Author: Ben Schneiders, The Age
19 May 2020
Australia's large undocumented labour force is at major risk of catching COVID-19, a new report warns, with many working and living in crowded and cramped conditions.
A report by Associate Professor Joanna Howe and Dr Ankur Singh, for the United Workers Union, found undocumented workers were at a high risk of infection and creating "new clusters of infection".
The undocumented migrant workforce is smaller in Australia but many live several people to a room, are exploited by middlemen and are regularly underpaid, the report said.
The report said accommodation is often sub-standard, with poor ventilation and unhygienic due to large numbers of people sharing sanitary and cooking facilities.
"These put at risk Australia's initial success in controlling COVID-19 infection, hamper infection control protocols and pose measurable risk to the Australian population.
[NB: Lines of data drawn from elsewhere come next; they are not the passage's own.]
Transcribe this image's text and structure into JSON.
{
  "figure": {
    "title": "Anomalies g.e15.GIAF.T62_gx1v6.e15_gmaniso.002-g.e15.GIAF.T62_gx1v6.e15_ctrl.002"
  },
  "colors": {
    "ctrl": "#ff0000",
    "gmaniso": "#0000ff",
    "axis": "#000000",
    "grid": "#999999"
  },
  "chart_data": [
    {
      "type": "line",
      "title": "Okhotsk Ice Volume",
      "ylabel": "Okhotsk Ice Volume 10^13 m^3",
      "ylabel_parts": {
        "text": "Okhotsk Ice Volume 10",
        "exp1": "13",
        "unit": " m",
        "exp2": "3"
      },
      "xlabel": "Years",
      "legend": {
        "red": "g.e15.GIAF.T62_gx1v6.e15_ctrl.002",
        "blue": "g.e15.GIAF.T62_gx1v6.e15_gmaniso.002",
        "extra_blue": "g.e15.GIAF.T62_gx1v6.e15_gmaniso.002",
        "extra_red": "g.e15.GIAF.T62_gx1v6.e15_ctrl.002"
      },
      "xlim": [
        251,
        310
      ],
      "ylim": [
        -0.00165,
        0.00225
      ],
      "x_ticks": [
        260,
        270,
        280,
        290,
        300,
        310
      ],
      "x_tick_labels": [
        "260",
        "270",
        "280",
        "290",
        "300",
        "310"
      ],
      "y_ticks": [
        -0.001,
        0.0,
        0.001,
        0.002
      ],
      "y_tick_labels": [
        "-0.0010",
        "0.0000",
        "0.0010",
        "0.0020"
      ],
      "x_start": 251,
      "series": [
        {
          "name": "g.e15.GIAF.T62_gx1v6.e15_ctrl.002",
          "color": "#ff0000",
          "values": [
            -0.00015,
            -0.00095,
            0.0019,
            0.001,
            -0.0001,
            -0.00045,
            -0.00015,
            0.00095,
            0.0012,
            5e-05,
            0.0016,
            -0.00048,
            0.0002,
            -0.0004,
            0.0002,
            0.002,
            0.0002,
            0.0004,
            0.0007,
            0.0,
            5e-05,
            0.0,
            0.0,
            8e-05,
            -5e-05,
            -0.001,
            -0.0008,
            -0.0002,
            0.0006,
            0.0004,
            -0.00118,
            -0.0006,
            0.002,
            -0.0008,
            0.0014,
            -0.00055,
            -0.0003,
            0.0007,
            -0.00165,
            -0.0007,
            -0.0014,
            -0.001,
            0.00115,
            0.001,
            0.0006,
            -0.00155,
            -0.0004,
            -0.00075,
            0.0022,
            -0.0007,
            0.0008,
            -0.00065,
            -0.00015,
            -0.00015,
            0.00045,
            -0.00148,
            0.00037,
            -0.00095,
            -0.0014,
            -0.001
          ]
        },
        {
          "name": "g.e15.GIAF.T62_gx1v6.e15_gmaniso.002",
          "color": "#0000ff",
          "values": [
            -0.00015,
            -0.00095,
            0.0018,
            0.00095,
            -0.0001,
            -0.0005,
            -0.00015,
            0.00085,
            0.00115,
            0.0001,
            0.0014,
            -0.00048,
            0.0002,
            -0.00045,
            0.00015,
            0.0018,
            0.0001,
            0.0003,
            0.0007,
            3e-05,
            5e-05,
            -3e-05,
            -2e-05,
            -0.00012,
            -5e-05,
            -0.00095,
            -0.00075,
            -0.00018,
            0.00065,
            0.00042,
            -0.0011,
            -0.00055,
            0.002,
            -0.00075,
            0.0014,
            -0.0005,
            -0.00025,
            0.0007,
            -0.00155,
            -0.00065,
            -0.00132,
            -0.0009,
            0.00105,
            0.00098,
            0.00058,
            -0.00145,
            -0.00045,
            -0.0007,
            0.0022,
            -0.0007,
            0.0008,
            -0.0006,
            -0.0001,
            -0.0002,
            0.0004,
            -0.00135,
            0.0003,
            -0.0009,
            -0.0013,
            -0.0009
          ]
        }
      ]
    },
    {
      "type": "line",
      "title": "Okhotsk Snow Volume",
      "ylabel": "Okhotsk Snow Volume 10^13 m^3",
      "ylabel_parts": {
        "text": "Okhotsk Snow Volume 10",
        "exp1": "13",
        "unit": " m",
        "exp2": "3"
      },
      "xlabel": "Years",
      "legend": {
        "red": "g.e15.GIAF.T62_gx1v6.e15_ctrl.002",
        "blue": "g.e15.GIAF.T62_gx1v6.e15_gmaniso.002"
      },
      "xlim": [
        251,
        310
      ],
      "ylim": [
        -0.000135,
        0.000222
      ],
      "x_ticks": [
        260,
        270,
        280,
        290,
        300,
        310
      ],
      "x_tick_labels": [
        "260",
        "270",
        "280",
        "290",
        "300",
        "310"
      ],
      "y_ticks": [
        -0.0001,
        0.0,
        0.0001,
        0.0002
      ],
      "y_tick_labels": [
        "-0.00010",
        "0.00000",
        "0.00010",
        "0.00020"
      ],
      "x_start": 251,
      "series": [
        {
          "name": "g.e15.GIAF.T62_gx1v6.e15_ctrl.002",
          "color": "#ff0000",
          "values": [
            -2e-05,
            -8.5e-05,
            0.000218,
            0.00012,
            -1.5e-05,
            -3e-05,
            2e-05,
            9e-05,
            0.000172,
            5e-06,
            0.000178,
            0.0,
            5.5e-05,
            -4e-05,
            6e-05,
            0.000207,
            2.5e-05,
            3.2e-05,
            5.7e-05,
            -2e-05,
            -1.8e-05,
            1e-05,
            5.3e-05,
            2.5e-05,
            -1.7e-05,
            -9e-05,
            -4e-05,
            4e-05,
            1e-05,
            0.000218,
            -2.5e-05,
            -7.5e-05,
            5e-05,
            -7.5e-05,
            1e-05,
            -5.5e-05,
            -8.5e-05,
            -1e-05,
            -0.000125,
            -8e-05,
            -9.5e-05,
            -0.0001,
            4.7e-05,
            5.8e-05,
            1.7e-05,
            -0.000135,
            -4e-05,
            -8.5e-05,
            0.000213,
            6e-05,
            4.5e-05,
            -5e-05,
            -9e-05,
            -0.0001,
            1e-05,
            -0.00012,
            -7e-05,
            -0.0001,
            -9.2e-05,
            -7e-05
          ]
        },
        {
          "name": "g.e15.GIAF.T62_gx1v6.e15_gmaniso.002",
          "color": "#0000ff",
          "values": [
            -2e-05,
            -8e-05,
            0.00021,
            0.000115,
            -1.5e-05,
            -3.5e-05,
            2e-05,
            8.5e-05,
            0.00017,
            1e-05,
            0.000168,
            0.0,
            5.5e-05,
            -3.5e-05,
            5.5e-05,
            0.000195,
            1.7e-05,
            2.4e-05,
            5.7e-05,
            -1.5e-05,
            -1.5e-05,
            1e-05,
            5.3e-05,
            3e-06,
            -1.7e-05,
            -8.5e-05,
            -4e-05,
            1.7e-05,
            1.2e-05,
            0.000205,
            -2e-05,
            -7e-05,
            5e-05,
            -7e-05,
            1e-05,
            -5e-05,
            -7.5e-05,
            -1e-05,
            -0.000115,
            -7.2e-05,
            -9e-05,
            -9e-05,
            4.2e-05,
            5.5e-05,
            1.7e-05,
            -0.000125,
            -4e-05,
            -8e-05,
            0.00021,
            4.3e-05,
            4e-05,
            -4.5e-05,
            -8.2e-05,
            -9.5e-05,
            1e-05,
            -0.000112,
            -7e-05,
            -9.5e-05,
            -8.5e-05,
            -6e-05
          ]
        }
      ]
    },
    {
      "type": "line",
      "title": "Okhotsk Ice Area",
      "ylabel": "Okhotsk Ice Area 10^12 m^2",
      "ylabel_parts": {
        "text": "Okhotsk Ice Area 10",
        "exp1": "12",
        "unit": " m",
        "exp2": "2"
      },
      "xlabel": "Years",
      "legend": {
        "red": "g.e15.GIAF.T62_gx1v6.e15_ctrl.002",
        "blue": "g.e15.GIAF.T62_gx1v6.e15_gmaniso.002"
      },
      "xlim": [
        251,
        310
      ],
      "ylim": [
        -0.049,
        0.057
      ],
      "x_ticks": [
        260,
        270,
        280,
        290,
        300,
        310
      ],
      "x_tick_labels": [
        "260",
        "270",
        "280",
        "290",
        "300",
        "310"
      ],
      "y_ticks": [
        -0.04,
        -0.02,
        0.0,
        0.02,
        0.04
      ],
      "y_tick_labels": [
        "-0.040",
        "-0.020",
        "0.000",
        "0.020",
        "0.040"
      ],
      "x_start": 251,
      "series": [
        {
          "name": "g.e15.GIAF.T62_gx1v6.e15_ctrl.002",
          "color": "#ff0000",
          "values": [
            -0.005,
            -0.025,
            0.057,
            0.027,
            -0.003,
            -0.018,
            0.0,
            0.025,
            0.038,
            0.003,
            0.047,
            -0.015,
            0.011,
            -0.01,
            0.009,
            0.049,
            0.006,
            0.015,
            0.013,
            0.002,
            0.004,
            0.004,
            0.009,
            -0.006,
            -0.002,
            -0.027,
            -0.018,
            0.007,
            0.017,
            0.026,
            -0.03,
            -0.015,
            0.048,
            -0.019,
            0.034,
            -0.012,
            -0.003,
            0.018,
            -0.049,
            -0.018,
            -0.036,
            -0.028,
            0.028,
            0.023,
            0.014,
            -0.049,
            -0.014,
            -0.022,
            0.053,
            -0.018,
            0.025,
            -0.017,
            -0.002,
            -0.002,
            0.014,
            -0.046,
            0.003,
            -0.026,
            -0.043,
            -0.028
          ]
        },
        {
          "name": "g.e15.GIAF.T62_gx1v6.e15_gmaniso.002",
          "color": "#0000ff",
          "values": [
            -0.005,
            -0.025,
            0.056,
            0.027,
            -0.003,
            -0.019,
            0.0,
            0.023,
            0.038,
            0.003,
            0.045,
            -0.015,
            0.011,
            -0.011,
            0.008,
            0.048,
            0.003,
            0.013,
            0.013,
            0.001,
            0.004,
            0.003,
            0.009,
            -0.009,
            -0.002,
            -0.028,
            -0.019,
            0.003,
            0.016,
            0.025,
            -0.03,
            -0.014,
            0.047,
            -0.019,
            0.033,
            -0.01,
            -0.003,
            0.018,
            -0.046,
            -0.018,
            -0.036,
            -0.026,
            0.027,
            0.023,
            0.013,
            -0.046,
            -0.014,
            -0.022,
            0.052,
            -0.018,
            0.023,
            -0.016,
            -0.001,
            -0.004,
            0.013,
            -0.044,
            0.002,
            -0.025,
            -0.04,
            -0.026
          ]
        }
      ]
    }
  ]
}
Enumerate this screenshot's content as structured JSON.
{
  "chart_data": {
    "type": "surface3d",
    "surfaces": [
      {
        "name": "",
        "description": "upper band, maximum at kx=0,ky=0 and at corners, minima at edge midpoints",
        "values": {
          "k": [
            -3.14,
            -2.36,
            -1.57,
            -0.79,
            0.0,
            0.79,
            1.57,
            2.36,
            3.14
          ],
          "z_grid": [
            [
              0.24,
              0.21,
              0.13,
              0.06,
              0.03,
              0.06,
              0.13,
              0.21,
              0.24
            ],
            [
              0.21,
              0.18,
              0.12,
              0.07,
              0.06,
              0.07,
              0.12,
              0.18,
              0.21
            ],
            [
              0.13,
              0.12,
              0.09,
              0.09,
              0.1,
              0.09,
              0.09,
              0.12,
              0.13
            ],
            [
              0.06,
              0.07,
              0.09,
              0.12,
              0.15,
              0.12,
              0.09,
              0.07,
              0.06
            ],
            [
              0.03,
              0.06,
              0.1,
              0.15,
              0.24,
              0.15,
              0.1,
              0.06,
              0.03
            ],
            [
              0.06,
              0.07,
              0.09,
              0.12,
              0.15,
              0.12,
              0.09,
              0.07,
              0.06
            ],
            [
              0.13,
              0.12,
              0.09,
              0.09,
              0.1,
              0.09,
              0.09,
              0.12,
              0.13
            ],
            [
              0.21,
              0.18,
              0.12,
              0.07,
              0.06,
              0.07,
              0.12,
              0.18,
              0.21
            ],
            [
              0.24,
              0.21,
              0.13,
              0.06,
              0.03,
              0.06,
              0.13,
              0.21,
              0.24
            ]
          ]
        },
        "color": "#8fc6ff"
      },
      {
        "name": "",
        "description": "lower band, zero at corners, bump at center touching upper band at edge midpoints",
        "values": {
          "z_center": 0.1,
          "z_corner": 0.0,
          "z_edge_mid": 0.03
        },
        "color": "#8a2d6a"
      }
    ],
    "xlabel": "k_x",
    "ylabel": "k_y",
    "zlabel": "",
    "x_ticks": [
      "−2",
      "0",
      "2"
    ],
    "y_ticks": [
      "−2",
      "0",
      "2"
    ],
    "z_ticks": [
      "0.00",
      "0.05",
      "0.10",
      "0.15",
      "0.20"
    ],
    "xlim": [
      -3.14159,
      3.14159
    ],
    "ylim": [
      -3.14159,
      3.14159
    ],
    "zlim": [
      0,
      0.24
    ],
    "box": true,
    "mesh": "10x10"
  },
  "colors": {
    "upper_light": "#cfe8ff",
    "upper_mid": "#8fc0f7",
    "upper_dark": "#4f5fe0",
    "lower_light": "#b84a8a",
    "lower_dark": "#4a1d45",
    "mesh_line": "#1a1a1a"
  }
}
"Risk of identification, detention and deportation renders them unlikely to opt for testing and assist in contact tracing – crucial elements of infection control."
Jannette Armstrong, the United Workers Union's farms director, said undocumented workers were often reluctant to visit doctors due to cost and fear of deportation. The union wants an amnesty for them to work legally.
The Victorian Farmers Federation, recognising how important these workers are to their industry, wants both an amnesty for undocumented workers and a new agriculture visa.
Estimates vary on how many undocumented workers there are in Australia, from 60,000 to 100,000 people. They are thought to most commonly work in hospitality, cleaning, massage, construction and on farms.